I've scoured the forums about this problem and didn't find anything, so forgive me if this is already addressed somewhere.
This is about TOS 5.4.1 r111943-20131212-1133 which I downloaded and installed in february of this year.
I'm using a tFileInputDelimited component to read a tab-delimited file. I have no control over the format of the file delivered to me. The rows in the file contain both textual and numerical fields so I've set up a scheme accordingly; some columns are String, and some are BigDecimal for the numbers.
I've examined the file and noticed that some of the text fields were surrounded by double quotes (interestingly not because they had tabs in them but commas), so I also set up the 'CSV options' so that Escape Char and Text Enclosure are both "\"".
The file parses fine and out of about a 100K rows I get 5 rejects.
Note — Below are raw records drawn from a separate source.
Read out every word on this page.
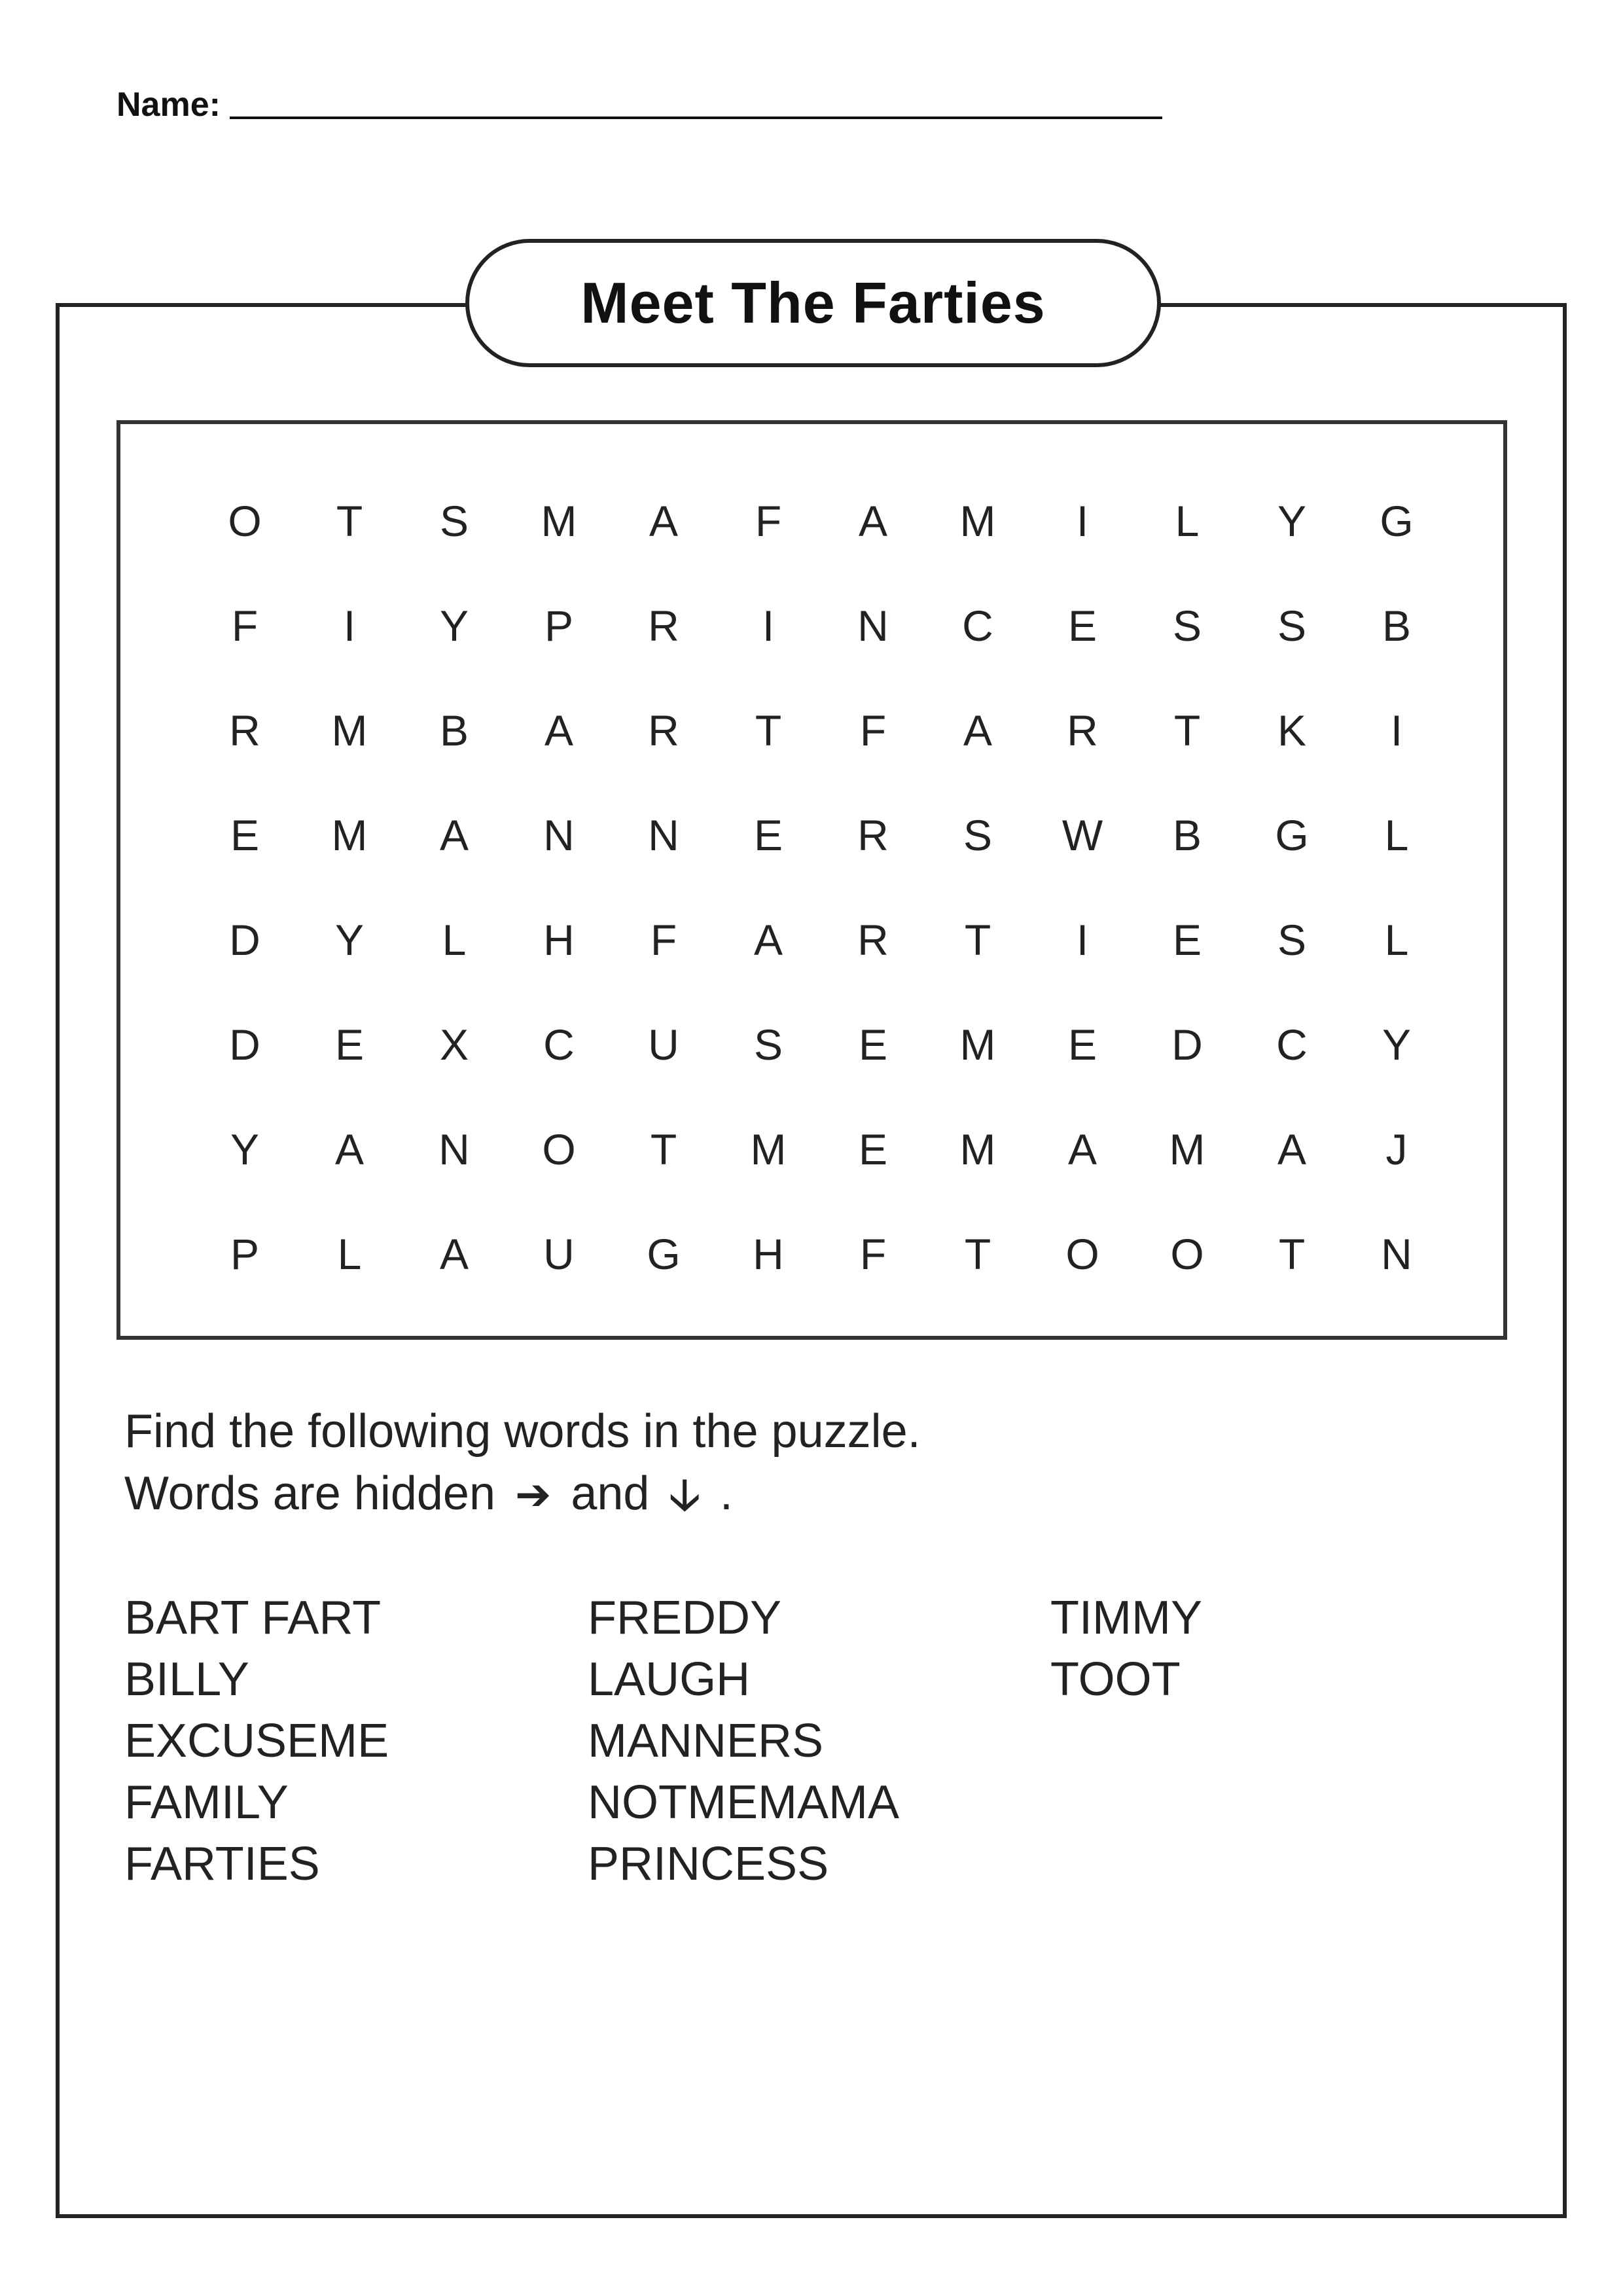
Name:
Meet The Farties
O	T	S	M	A	F	A	M	I	L	Y	G
F	I	Y	P	R	I	N	C	E	S	S	B
R	M	B	A	R	T	F	A	R	T	K	I
E	M	A	N	N	E	R	S	W	B	G	L
D	Y	L	H	F	A	R	T	I	E	S	L
D	E	X	C	U	S	E	M	E	D	C	Y
Y	A	N	O	T	M	E	M	A	M	A	J
P	L	A	U	G	H	F	T	O	O	T	N
Find the following words in the puzzle.
Words are hidden ➔ and 🡣 .
BART FART
BILLY
EXCUSEME
FAMILY
FARTIES
FREDDY
LAUGH
MANNERS
NOTMEMAMA
PRINCESS
TIMMY
TOOT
Upon examination each of these reject rows turns out to have a number that contains a comma (thousands separator) and is surrounded by double quotes.
Further experimentation and examination of the generated code has convinced me that the escape char and text enclosure settings only apply to fields that are read into a String, and are not applied to numerical columns.
The most telling evidence is that if I remove the reject row and let the component die on error, a NumberFormat exception thrown from the BigDecimal class is revealed.
I then used the following minimal data set to try and isolate the problem: (I've used to denote a tab char)
"Text"12
Text"12"
Reading this file with a tFileInputDelimited (two columns, first = String, 2nd = Integer, delim = tab, CSV options both on "\"") results in row one being accepted and row two being rejected. therefore, it is not a problem with the BigDecimal class, it is not related to the thousands separator and it works for text data and fails for number data.
What do I need to do to make this work?
4 REPLIES
One Star

Re: tFileInputDelimited, text enclosure option, and numerical data

Seems I misread the post. Could you please paste the exact error message?
One Star

Re: tFileInputDelimited, text enclosure option, and numerical data

I used a tJavaFlex component to read a CSV file line by line. Instead of trying to figure out conversions within the java code, I set the schema on the CSV file so everything was a string. I then used a tConvertType component to convert them to the final destination type. I just set it to Auto Cast and it seemed to do ok converting strings to float, bigdecimal, and int.
Four Stars

Re: tFileInputDelimited, text enclosure option, and numerical data

"Text"12
Text"12"
First row would not create error, but second would create.
Use StringHandling.EREPLACE to remove double quotes from integer field and try., but in this case, you will have to read it as string and again parse it to integer if you want. Use (Integer)yourcolumn
Vaibhav
One Star

Re: tFileInputDelimited, text enclosure option, and numerical data

Replies so far seem to confirm that the escape char (double quote in my case) is only applied by talend for string values. This is not the way delimited files normally work - surrounding a numeric column with quotes is completely valid. At least, it is for CSV files where this behavior is copied from.
I'd like an official confirmation of the behavior of talend on this. If this is really how talend treats the escape character I think I need to file a bug report.
I know I can work around this by simply reading everything as strings and then converting with additional components, but I consider that a last resort approach.